NNY: Well, that is, in fact, the point that I discussed the most with Director Hwang because in feature filmmaking, you don’t really have much time to spend on the extra characters. But then this is a drama series, and Director Hwang and I both agreed that all the game participants’ backstory had to be somehow highlighted because, I mean, there are of course main characters in the show, but the smaller characters, side characters, can actually be me. So I was actually empathizing with all these side characters as well and think about what I would feel if I were in their shoes and imagined a lot about their backstory and tried to bring that onto screen. And I made a lot of efforts around it because that will actually create a sense of realism to the show.
TD: And I think that realism really sticks because of that. What was the biggest challenge of editing the season, other than the physical stamina that you’ve already mentioned?
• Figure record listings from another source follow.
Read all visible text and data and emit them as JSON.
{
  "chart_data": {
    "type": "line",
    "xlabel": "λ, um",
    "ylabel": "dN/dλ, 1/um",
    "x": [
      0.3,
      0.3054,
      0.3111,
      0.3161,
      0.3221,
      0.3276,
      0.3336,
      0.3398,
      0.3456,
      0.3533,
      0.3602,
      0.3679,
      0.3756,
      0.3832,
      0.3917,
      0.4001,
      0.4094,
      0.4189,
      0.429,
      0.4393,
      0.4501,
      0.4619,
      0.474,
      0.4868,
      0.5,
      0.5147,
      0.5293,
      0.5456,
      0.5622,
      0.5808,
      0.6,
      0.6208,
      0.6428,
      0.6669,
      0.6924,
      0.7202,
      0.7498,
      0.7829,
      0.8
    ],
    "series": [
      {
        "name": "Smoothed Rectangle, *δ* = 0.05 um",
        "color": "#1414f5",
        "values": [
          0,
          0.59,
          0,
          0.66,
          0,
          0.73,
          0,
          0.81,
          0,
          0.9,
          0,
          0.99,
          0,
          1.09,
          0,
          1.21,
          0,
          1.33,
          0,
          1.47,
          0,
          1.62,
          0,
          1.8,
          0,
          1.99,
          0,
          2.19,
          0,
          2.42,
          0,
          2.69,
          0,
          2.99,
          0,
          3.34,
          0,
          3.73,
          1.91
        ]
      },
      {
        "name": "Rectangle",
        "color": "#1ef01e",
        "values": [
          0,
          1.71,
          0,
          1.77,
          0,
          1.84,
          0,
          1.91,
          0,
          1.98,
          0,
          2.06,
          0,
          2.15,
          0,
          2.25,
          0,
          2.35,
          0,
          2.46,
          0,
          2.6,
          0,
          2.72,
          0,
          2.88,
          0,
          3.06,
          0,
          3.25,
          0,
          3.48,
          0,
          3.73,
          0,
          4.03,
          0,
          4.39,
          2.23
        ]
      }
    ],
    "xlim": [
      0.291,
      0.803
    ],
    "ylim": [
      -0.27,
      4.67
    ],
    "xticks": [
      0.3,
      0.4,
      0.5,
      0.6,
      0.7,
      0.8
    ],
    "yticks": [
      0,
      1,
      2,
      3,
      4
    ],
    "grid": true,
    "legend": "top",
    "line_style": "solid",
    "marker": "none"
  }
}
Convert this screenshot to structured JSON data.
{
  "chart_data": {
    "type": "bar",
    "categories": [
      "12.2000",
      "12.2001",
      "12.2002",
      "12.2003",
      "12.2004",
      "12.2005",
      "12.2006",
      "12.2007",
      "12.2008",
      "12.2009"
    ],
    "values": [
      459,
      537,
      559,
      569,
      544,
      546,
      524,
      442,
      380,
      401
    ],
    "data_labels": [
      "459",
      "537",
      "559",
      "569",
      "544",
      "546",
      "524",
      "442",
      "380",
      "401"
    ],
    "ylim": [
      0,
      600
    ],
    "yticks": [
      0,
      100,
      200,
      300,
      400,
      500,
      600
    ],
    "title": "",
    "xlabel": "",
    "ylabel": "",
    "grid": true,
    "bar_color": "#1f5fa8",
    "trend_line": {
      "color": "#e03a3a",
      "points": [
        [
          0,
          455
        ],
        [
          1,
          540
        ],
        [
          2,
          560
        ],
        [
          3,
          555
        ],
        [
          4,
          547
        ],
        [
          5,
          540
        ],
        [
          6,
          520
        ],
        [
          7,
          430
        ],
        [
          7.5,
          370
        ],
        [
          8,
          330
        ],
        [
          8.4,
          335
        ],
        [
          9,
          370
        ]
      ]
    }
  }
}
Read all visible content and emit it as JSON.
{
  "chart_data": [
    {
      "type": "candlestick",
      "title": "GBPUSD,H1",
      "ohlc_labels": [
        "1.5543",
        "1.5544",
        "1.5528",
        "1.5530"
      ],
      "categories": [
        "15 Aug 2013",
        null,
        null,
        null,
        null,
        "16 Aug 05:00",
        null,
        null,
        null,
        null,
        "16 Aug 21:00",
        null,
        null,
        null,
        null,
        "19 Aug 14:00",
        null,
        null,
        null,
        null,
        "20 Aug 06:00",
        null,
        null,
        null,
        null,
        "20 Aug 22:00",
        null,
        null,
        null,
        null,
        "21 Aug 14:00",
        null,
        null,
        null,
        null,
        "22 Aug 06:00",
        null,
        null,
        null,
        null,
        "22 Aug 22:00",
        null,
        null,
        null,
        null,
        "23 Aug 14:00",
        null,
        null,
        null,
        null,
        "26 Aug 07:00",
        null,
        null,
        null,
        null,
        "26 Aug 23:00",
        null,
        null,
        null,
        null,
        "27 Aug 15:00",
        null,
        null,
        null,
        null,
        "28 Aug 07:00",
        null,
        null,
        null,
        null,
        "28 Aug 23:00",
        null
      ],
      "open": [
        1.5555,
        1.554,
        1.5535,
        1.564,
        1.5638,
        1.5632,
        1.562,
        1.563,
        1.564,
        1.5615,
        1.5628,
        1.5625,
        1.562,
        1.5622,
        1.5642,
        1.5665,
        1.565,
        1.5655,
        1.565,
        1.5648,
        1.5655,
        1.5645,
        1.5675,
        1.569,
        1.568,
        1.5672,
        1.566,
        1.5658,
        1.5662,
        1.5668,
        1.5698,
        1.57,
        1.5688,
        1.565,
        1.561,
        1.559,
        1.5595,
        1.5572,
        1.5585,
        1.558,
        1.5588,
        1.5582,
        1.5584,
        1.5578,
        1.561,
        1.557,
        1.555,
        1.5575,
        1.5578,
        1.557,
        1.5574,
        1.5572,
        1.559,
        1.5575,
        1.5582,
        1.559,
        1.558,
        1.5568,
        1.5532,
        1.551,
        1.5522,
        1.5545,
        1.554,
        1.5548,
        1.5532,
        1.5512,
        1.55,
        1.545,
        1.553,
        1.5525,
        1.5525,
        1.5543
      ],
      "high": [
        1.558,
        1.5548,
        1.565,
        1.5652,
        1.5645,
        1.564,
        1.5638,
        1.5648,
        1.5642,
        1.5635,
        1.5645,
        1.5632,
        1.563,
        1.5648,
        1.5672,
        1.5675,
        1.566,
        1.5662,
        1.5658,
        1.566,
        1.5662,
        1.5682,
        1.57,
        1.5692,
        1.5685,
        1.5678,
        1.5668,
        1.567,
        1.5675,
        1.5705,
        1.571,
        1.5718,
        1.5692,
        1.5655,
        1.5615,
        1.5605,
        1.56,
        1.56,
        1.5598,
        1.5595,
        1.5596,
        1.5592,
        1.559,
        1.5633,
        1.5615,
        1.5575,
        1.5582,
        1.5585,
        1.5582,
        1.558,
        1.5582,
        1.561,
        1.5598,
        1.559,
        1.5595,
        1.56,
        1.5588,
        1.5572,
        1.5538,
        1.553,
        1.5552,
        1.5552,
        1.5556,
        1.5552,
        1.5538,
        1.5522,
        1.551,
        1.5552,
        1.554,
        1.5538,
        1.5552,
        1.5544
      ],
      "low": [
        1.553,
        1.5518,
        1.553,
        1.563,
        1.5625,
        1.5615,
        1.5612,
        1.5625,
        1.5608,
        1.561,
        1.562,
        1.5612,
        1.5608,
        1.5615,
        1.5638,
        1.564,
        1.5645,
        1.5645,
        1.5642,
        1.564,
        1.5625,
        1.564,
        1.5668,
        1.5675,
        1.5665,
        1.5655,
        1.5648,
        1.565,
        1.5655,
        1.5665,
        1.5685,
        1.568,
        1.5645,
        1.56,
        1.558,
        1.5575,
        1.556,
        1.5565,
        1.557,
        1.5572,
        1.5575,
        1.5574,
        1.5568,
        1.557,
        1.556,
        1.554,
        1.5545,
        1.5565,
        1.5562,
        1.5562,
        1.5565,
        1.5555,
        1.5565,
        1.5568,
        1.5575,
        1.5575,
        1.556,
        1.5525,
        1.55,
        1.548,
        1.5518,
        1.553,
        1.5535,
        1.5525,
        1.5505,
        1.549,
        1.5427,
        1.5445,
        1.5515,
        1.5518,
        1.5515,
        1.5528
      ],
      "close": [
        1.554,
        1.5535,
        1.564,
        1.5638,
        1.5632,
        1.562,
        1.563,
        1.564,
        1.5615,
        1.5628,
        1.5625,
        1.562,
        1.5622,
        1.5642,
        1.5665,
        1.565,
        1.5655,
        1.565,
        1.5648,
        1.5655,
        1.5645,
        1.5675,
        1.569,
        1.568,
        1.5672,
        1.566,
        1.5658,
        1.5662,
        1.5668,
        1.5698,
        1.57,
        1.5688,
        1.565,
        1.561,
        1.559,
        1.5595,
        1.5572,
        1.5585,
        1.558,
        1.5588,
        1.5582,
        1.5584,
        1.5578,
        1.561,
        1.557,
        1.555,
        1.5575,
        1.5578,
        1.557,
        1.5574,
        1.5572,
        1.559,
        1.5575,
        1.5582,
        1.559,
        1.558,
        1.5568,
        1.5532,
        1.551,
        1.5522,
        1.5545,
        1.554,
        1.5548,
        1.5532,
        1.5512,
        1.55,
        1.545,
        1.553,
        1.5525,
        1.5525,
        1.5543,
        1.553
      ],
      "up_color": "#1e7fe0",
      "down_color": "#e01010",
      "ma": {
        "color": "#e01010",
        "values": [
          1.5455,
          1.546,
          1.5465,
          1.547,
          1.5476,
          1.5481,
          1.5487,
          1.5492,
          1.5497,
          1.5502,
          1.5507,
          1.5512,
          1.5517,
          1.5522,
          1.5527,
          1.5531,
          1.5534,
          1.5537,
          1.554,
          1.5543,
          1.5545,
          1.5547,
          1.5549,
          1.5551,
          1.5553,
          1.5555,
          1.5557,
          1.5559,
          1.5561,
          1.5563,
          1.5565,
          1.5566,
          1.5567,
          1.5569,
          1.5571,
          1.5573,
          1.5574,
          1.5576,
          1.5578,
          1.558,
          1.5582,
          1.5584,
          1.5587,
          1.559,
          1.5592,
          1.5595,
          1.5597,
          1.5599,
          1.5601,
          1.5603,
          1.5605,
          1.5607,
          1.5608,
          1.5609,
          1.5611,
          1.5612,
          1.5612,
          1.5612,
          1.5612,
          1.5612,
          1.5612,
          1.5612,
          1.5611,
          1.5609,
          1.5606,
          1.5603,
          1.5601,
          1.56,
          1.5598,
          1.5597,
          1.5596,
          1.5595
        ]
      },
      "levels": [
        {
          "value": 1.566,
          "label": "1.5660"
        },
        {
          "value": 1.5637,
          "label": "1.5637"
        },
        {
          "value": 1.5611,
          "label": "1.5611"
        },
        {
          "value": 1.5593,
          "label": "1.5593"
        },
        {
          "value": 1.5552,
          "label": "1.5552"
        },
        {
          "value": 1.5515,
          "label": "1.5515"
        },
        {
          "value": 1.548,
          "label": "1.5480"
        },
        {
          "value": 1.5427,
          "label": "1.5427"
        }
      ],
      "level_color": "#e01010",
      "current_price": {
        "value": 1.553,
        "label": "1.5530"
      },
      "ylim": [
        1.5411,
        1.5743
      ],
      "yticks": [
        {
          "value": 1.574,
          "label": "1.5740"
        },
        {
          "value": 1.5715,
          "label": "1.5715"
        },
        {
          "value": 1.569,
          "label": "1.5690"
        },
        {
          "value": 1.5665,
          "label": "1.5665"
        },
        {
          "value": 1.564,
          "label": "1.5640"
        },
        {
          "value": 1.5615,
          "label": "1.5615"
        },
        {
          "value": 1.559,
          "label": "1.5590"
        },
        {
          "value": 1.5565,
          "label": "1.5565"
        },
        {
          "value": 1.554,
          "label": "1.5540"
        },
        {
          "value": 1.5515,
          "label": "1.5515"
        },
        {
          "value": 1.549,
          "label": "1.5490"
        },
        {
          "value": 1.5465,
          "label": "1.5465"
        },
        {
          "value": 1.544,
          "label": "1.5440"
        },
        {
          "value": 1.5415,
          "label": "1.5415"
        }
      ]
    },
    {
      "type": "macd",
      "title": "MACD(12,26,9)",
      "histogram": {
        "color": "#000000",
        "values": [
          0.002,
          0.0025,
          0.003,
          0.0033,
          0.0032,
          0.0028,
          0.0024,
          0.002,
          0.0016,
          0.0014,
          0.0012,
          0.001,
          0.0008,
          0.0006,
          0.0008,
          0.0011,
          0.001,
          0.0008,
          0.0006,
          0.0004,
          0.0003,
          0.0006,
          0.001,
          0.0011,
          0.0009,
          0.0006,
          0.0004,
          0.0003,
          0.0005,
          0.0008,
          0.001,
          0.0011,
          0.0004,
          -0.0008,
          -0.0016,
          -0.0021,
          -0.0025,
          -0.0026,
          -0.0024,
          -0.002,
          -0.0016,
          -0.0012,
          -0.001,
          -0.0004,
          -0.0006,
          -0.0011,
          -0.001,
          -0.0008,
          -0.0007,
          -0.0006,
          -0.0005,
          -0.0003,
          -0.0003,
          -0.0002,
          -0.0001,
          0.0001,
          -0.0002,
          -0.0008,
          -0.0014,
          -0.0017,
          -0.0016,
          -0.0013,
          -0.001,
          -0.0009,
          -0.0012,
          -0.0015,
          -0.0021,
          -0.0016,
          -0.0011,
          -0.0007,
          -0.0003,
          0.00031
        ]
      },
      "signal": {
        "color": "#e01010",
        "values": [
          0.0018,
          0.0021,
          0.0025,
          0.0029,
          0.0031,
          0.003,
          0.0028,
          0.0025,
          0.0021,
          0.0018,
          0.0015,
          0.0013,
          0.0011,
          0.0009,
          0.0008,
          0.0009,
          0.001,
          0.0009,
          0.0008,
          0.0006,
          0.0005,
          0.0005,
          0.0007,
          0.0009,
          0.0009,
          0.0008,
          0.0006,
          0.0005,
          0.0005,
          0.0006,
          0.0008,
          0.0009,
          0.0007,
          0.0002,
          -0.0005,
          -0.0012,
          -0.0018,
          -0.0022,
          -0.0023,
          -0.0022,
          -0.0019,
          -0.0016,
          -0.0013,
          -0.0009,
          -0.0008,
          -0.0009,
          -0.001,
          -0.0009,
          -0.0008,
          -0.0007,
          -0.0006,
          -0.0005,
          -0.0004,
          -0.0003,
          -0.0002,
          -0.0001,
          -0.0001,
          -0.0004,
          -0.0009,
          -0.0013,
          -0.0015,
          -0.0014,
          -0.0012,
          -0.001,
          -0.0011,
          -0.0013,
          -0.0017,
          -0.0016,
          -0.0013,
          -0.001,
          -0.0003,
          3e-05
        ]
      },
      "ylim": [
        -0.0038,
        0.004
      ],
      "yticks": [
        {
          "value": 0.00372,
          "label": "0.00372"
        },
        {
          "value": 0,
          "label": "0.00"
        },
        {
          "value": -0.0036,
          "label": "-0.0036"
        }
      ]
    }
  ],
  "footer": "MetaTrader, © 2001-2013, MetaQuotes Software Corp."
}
NNY: Well, to be honest, I really didn’t have much challenge working on this series because most of the staff members were the old faces that I’ve worked with a lot of times and we already had a lot of discussions beforehand and we shared opinions a lot beforehand. So there was really no big challenge to me. I would say that I was just enjoying the project because I was just able to focus on the title fully.
TD: Was there anything in a director’s cut or any other left-on-the-cutting-room-floor scenes or anything that you wish would’ve made it to the final cut?
NNY: I would say there are more cuts that are cut out from a feature film because of the constraint of the running time. But in the series, there was no need to cut so much. But there is a particular cut that I want to mention, but I want to actually avoid the spoiler of the second season because that cut that I cut is actually related to the second season. The final episode of Squid Game ends at the airport, but there was another cut that is following that scene. But that is something that would be a spoiler, so I would just cut short here. And other than that, there were not many cuts that were made. There were scenes that were shortened, but there was not a single scene that was completely cut out.
TD: Well, I certainly won’t ask you to go into any spoiler territory.
NNY: Wait and see!
TD: I can do that. So some shows have two or three editors per season, and I wanted to ask: Do you think it made your job easier or more difficult to be doing the entire thing by yourself?
NNY: Well, I always work by myself. I have never experienced a single project where I have to work with other editors, so I am actually curious: In other countries, is it common for a title to have multiple editors?
TD: Yes, definitely. I’ve interviewed other editors, like couples of editors, who do things together and they’ll split the episodes half and half, basically, so I wanted to know if that was easier for you basically.
NNY: Well, I don’t have that experience so far. (laughs) Because I’m greedy, I want to do it all by myself.
TD: Well, I can’t blame you. So my last question for you is, and you’ve kind of already touched on season two, but I wanted to ask if you know if you’ll be back for season two?
NNY: Well, unless I mess up big time, it’s probably me who’s going to do the editing for the second season. I actually had a call with Director Hwang recently, and he is devoting his time on script writing at the moment.
TDr: Awesome. I want to thank you so much for your time. Your work was incredible on Squid Game, so this was really a treat to be able to talk to you.
NNY: Thank you for enjoying the show. I appreciate it a lot, and I will see you again on season two.
Season one of Squid Game is currently streaming on Netflix. Nam Na-young is Emmy eligible for Outstanding Single-Camera Picture Editing for a Drama Series.
This interview has been translated and edited for clarity.